What is critical to understand—and what is largely absent from legislative discussions—is that verifying age does not necessitate collecting identity information. We have long had methods to confirm a fact about a person without exposing their identity. Using a zero-knowledge proof, an individual can demonstrate that they are over 18 or over 13 to a website without disclosing any personal details: no name, no birth date, and no documents to store. The proof is validated and then discarded, eliminating the creation of a data repository since no identity is retained.

The EU has made some progress in this area, having developed an age-verification application designed to allow users to prove they are over 18 “without sharing any other personal information.” This is the correct approach. The challenge, however, lies in the fact that laws requiring verification often do not specify the methods to be employed. They mandate the outcome—an age restriction—but leave the means to whichever vendor is the least expensive and most intrusive. The US KIDS Act encourages platforms to implement age checks without stipulating that these must be privacy-respecting. Consequently, the market gravitates toward ID uploads and facial scans, as they are the simplest options, leading to the default establishment of surveillance rather than a design-driven approach.

This is the crucial issue that must be addressed, yet it is overlooked because the discussion is framed incorrectly. Legislators present the choice as one between safety and freedom, while critics frame it as a matter of protection versus privacy. Both accept a flawed premise: that ensuring children are kept out of adult spaces necessitates identifying the adults. This is simply not the case. The real decision lies between two methods of age verification: one that minimizes data retention and forgets the user immediately after verification, and one that maximizes data and retains information indefinitely. Only the latter constitutes surveillance, and currently, it is the easiest path to follow.
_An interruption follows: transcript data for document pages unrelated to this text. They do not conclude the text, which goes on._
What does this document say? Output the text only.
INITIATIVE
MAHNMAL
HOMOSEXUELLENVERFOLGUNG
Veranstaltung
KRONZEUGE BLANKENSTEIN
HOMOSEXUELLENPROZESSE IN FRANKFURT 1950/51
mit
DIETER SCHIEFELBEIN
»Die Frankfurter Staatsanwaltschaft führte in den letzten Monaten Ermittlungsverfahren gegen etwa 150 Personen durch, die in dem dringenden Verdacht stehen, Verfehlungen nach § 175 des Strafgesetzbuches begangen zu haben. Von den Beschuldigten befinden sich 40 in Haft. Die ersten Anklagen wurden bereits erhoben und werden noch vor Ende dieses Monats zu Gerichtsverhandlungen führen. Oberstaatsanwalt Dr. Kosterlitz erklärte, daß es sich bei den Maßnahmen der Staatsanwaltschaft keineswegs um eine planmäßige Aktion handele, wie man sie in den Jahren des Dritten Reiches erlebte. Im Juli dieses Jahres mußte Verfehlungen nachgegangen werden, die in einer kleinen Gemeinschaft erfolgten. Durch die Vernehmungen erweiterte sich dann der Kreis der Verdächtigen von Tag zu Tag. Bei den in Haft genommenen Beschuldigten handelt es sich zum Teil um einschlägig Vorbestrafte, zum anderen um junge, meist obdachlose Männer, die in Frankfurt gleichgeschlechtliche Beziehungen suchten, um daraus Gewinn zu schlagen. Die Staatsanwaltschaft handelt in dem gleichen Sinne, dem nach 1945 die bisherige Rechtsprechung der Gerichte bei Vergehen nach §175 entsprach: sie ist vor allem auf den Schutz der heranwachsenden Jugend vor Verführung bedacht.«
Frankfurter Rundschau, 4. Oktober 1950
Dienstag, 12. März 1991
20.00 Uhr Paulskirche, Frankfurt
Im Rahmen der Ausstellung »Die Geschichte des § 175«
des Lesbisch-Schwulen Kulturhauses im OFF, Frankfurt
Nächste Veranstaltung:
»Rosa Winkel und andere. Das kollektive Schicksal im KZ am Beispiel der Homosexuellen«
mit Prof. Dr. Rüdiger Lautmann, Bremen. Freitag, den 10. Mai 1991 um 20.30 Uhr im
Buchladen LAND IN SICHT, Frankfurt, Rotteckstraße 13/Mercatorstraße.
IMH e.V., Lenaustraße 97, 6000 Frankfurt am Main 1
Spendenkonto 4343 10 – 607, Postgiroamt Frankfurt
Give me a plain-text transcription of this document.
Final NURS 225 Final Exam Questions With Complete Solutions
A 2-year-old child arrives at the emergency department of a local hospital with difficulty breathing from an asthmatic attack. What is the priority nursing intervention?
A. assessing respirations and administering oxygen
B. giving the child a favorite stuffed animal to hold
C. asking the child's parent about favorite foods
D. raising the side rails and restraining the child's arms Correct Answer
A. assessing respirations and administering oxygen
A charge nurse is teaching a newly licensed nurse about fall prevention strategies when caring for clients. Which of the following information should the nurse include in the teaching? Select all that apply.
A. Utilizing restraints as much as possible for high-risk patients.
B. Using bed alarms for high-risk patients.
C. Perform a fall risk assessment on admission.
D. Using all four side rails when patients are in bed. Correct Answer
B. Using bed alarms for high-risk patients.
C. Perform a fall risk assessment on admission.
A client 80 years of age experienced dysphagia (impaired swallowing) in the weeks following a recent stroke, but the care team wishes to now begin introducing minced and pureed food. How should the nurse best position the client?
The opportunity to advocate for the former method is now, as these bills are still in motion. The KIDS Act is heading to a doubtful Senate, while Chat Control 2.0 aims for political consensus in July. The principle that platforms should distinguish between adults and children has been largely accepted. What remains unresolved is whether this capability will rely on privacy-preserving methods or on extensive identity documentation uploads. This is a technical choice with significant implications for civil liberties, and it is currently being made, largely by default.

There is an additional compelling reason to resolve this issue correctly and promptly. The traditional classification of internet traffic as “bot or human” is beginning to fail: a verified third category is emerging—AI agents acting with authorization on behalf of individuals, organizations, and governments—who will soon require proof of their permissions without revealing their identities. The “Know Your Agent” concept will necessitate the same privacy-preserving frameworks we are currently discussing for human age verification. Making the right decision for human age checks will set a precedent for everything that follows. Conversely, a poor decision will embed surveillance into the identity framework of the internet for both humans and machines.